Thursday, December 21, 2017

Not in Manchac's Backyard !



If you are upset about the proposed Syrah Resources graphite product plant at Port Manchac you should be.  It is obvious the South Tangipahoa Parish Port Commission has not done their research concerning this proposal.

There is a complete lack of information regarding the effects of the production of graphite products in the US by Syrah Resources because currently their largest production plant is in the African Mozambican province of Cabo Delgado.

Under an agreement with China, the Australian owned company, Syrah Resources, will provide 30,000 tons of graphite to Jixi BTR Graphite Industrial for the production of lithium ion batteries.

The South Tangipahoa Parish Port Commission needs to focus its attention on China to learn the true facts about the pollutive nature of a graphite product plant.

In October, 2016 The Washington Post did an investigative story on the pollutant effects of graphite dust on a town located near a plant that produces it.  The story entitled “In your phone, in their air” was written by Peter Whoriskey and can be easily Googled.

I have quoted some of its highlights below:

‘At night, the pollution around the village has an otherworldly, almost fairy-tale quality.  ‘The air sparkles,’ said Zhang Tuling, a farmer in a village in far northeastern China. ‘When any bit of light hits the particles, they shine.’

Beside the family home is a plot that once grew saplings, but the trees died once the factory began operating, said Zhang’s husband, Yu Yuan.
‘This is what we live with,’ Zhang said, slowly waving an arm at the stumps.

By daylight, the particles are visible as a lustrous gray dust that settles on everything.

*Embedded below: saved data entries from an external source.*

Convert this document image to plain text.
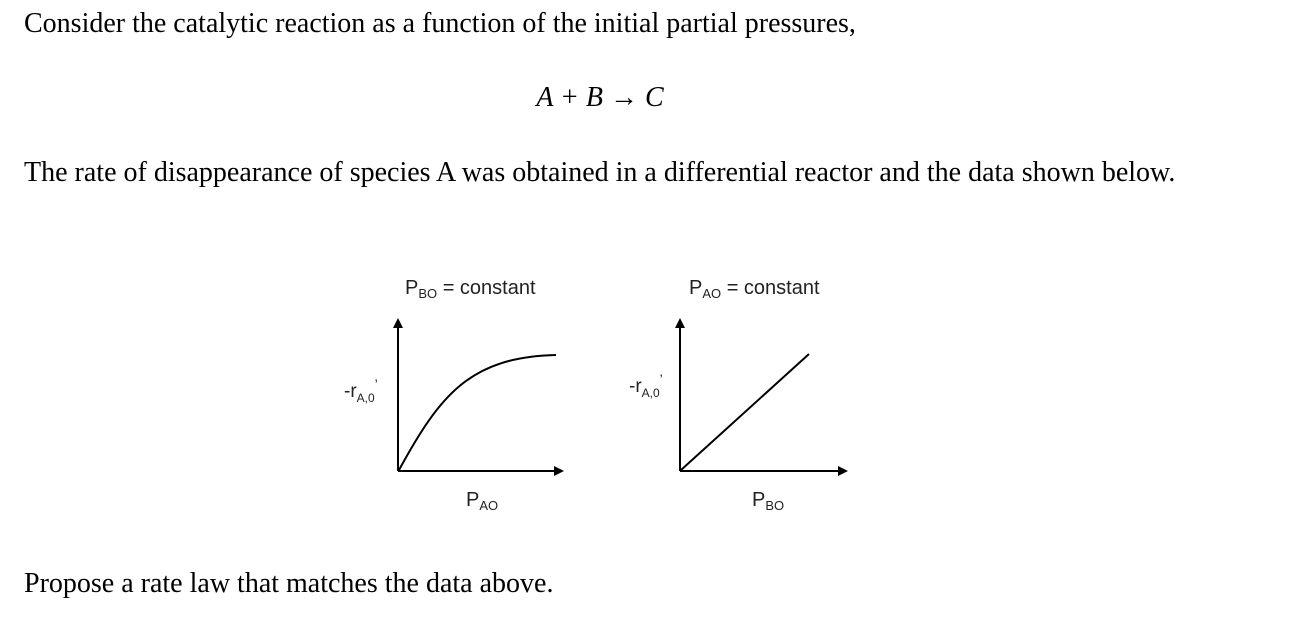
Consider the catalytic reaction as a function of the initial partial pressures,
A + B → C
The rate of disappearance of species A was obtained in a differential reactor and the data shown below.
$P_{BO}$ = constant
$-r_{A,0}^’$
$P_{AO}$
$P_{AO}$ = constant
$-r_{A,0}^’$
$P_{BO}$
Propose a rate law that matches the data above.
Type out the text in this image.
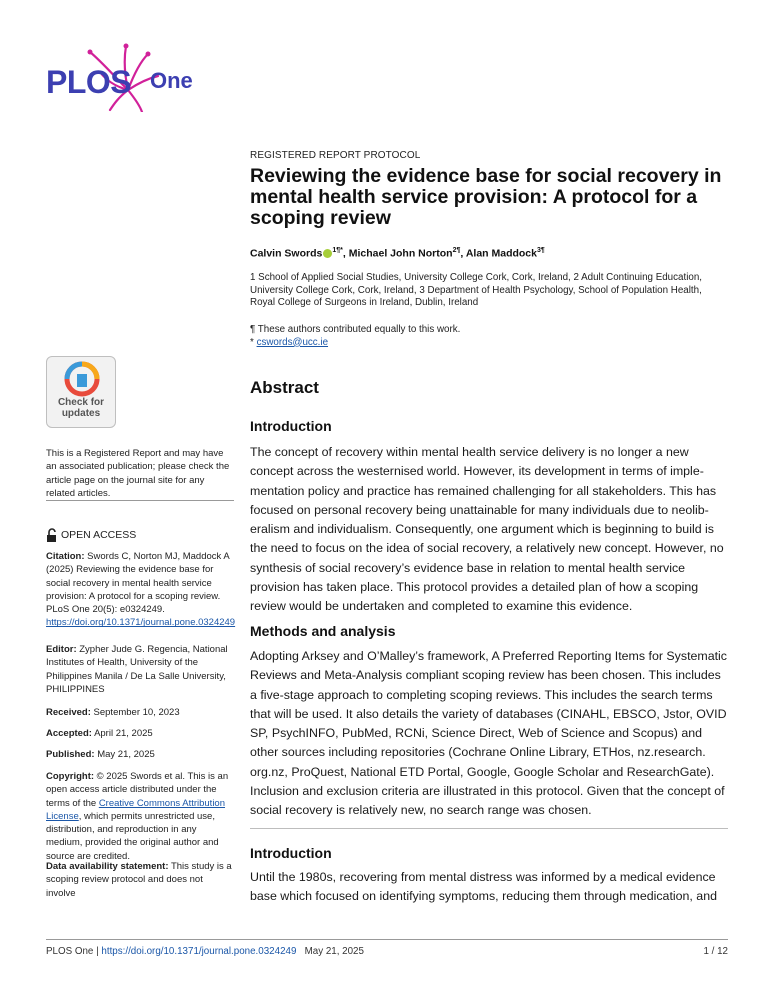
PLOS One
Check for
updates
This is a Registered Report and may have an associated publication; please check the article page on the journal site for any related articles.
OPEN ACCESS
Citation: Swords C, Norton MJ, Maddock A (2025) Reviewing the evidence base for social recovery in mental health service provision: A protocol for a scoping review. PLoS One 20(5): e0324249. https://doi.org/10.1371/journal.pone.0324249
Editor: Zypher Jude G. Regencia, National Institutes of Health, University of the Philippines Manila / De La Salle University, PHILIPPINES
Received: September 10, 2023
Accepted: April 21, 2025
Published: May 21, 2025
Copyright: © 2025 Swords et al. This is an open access article distributed under the terms of the Creative Commons Attribution License, which permits unrestricted use, distribution, and reproduction in any medium, provided the original author and source are credited.
Data availability statement: This study is a scoping review protocol and does not involve
REGISTERED REPORT PROTOCOL
Reviewing the evidence base for social recovery in mental health service provision: A protocol for a scoping review
Calvin Swords $^{1\P*}$, Michael John Norton$^{2\P}$, Alan Maddock$^{3\P}$
1 School of Applied Social Studies, University College Cork, Cork, Ireland, 2 Adult Continuing Education, University College Cork, Cork, Ireland, 3 Department of Health Psychology, School of Population Health, Royal College of Surgeons in Ireland, Dublin, Ireland
¶ These authors contributed equally to this work.
* cswords@ucc.ie
Abstract
Introduction
The concept of recovery within mental health service delivery is no longer a new concept across the westernised world. However, its development in terms of imple-mentation policy and practice has remained challenging for all stakeholders. This has focused on personal recovery being unattainable for many individuals due to neolib-eralism and individualism. Consequently, one argument which is beginning to build is the need to focus on the idea of social recovery, a relatively new concept. However, no synthesis of social recovery’s evidence base in relation to mental health service provision has taken place. This protocol provides a detailed plan of how a scoping review would be undertaken and completed to examine this evidence.
Methods and analysis
Adopting Arksey and O’Malley’s framework, A Preferred Reporting Items for Systematic Reviews and Meta-Analysis compliant scoping review has been chosen. This includes a five-stage approach to completing scoping reviews. This includes the search terms that will be used. It also details the variety of databases (CINAHL, EBSCO, Jstor, OVID SP, PsychINFO, PubMed, RCNi, Science Direct, Web of Science and Scopus) and other sources including repositories (Cochrane Online Library, ETHos, nz.research. org.nz, ProQuest, National ETD Portal, Google, Google Scholar and ResearchGate). Inclusion and exclusion criteria are illustrated in this protocol. Given that the concept of social recovery is relatively new, no search range was chosen.
Introduction
Until the 1980s, recovering from mental distress was informed by a medical evidence base which focused on identifying symptoms, reducing them through medication, and
PLOS One | https://doi.org/10.1371/journal.pone.0324249 May 21, 2025	1 / 12
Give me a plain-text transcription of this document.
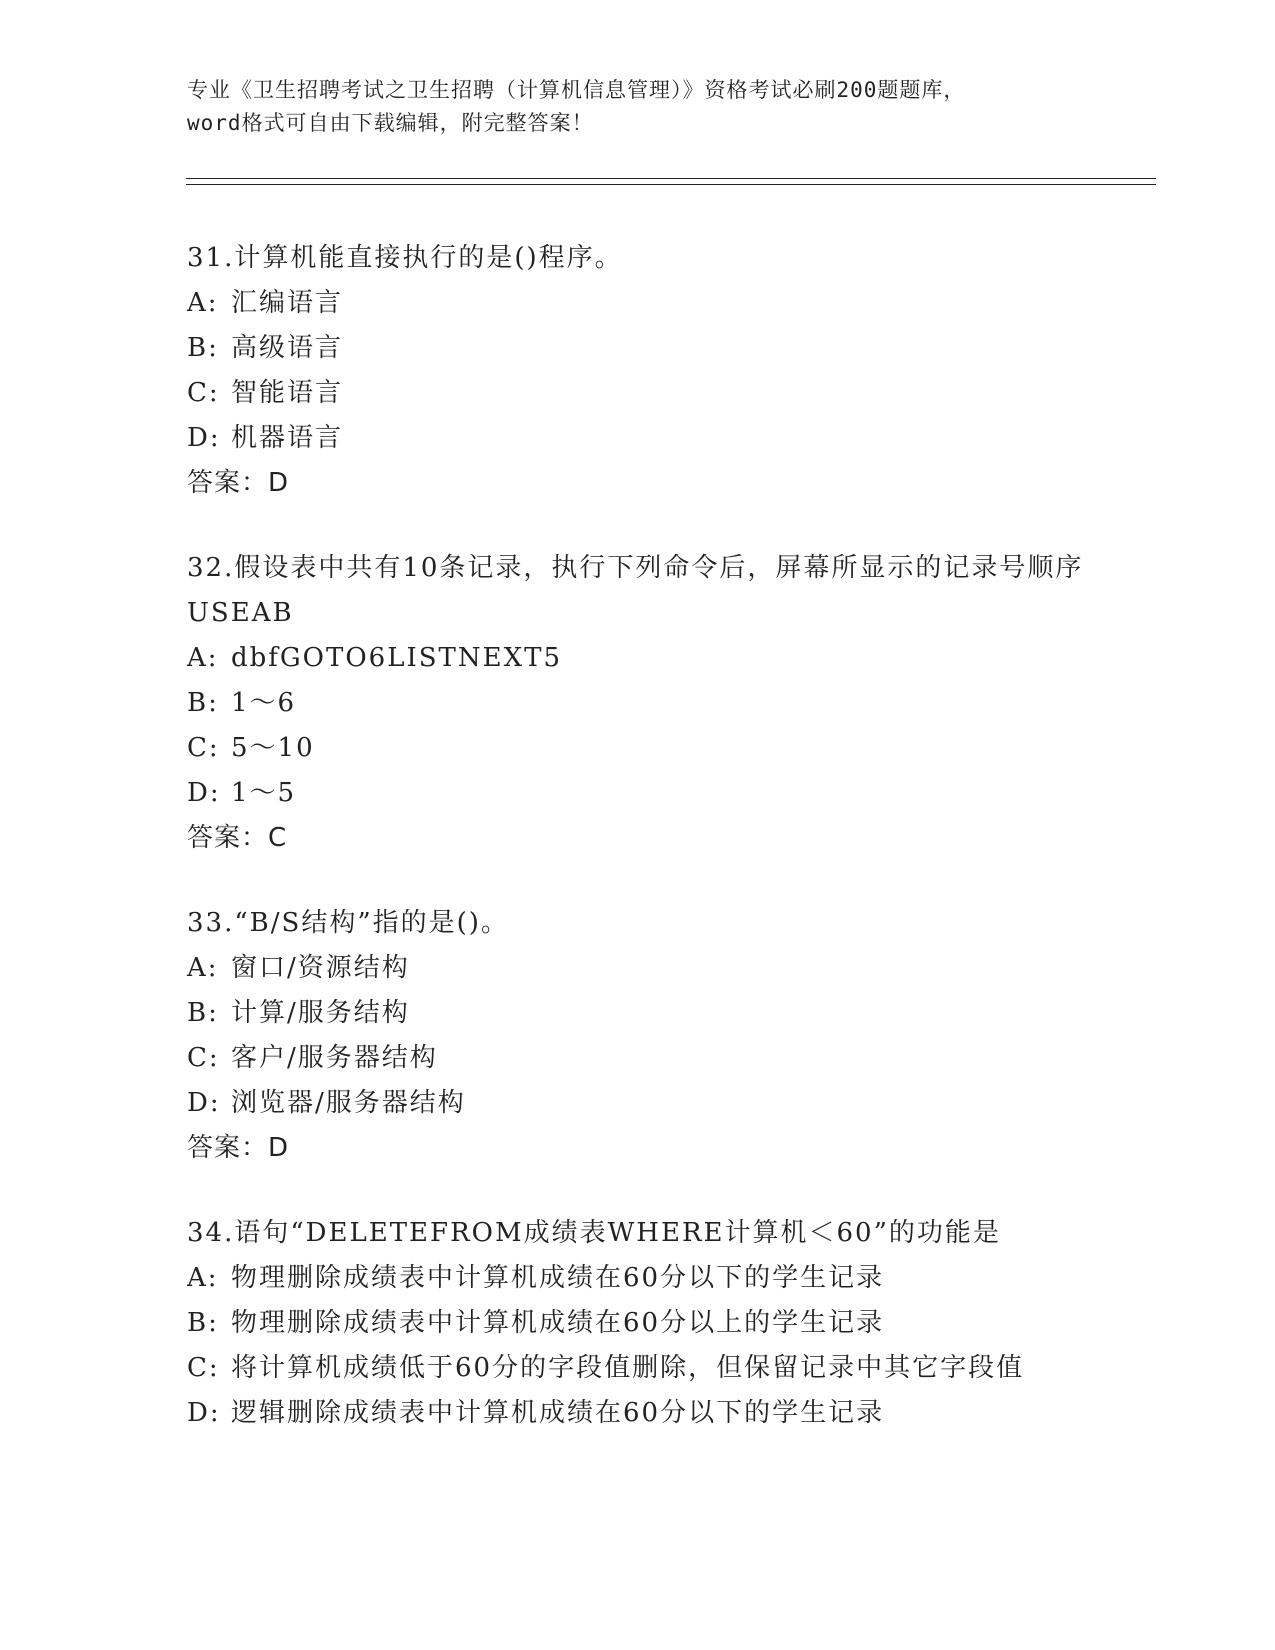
专业《卫生招聘考试之卫生招聘（计算机信息管理）》资格考试必刷200题题库，
word格式可自由下载编辑，附完整答案！

31.计算机能直接执行的是()程序。

A: 汇编语言

B: 高级语言

C: 智能语言

D: 机器语言

答案：D

32.假设表中共有10条记录，执行下列命令后，屏幕所显示的记录号顺序USEAB

A: dbfGOTO6LISTNEXT5

B: 1～6

C: 5～10

D: 1～5

答案：C

33.“B/S结构”指的是()。

A: 窗口/资源结构

B: 计算/服务结构

C: 客户/服务器结构

D: 浏览器/服务器结构

答案：D

34.语句“DELETEFROM成绩表WHERE计算机＜60”的功能是

A: 物理删除成绩表中计算机成绩在60分以下的学生记录

B: 物理删除成绩表中计算机成绩在60分以上的学生记录

C: 将计算机成绩低于60分的字段值删除，但保留记录中其它字段值

D: 逻辑删除成绩表中计算机成绩在60分以下的学生记录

It stunts the crops it blankets, begrimes laundry hung outside to dry and leaves grit on food. The village’s well water has become undrinkable, too.

Zhang and Yu live near a factory that produces graphite, a glittery substance that, while best known for filling pencils, has become an indispensable resource in the new millennium. It is an ingredient in lithium-ion batteries.

At five towns in two provinces of China, Washington Post journalists heard the same story from villagers living near graphite companies: sparkling night air, damaged crops, homes and belongings covered in soot, polluted drinking water — and government officials inclined to look the other way to benefit a major employer.

In addition, plant managers and party officials sometimes sternly discouraged journalists from speaking with villagers. At three of the villages, the taxi carrying the Post journalists was followed.
Whatever the obstacles, the villagers who would talk offered remarkably consistent accounts of the pollution. The graphite, they typically said with disgust, makes everything mai tai, a regional expression meaning dirty.

Since the graphite factory opened in Zhang’s village about five years ago, the graphite has become more than a nuisance. The couple live near Jixi, a city less than 50 miles from the Russian border. The dust has covered their corn crop, so much so that walking by a row of cornstalks leaves their faces blackened. And it seems impossible to keep it out of the house — at the dinner table, it often leaves them chewing the particles in their teeth.

They worry, too, about the health consequences, especially of breathing it in. Inhaling particulate matter can cause an array of health troubles, according to health experts, including heart attacks and respiratory ailments.

But it’s not just the air. The graphite plant discharges pollutants into local waters, Zhang and Yu said — a nightly event that they can detect by smell: The discharges leave a chemical odor that irritates their noses and throats. Those emissions have not only made their water undrinkable, they said, but also kept the local river from freezing in winter. They also think the discharge poisoned the poplar trees they were growing for lumber outside their home, just beyond their coops for ducks and geese and chickens.

‘All the trees were fine until the graphite plant started,’ Yu said. ’It killed my trees.’
‘We want to move, but we don’t have any money,’ Zhang said.”

This is the reality of what could happen if this project is allowed to continue.  I’m sure that the company will respond that this is a situation that exists in China known for their lax enforcement of environmental safeguards and that they along with our state will ensure that this doesn’t happened here.  Do you want to trust this company and the state of Louisiana to protect you and the environment? Mr. Zhang in China did and look how that ended.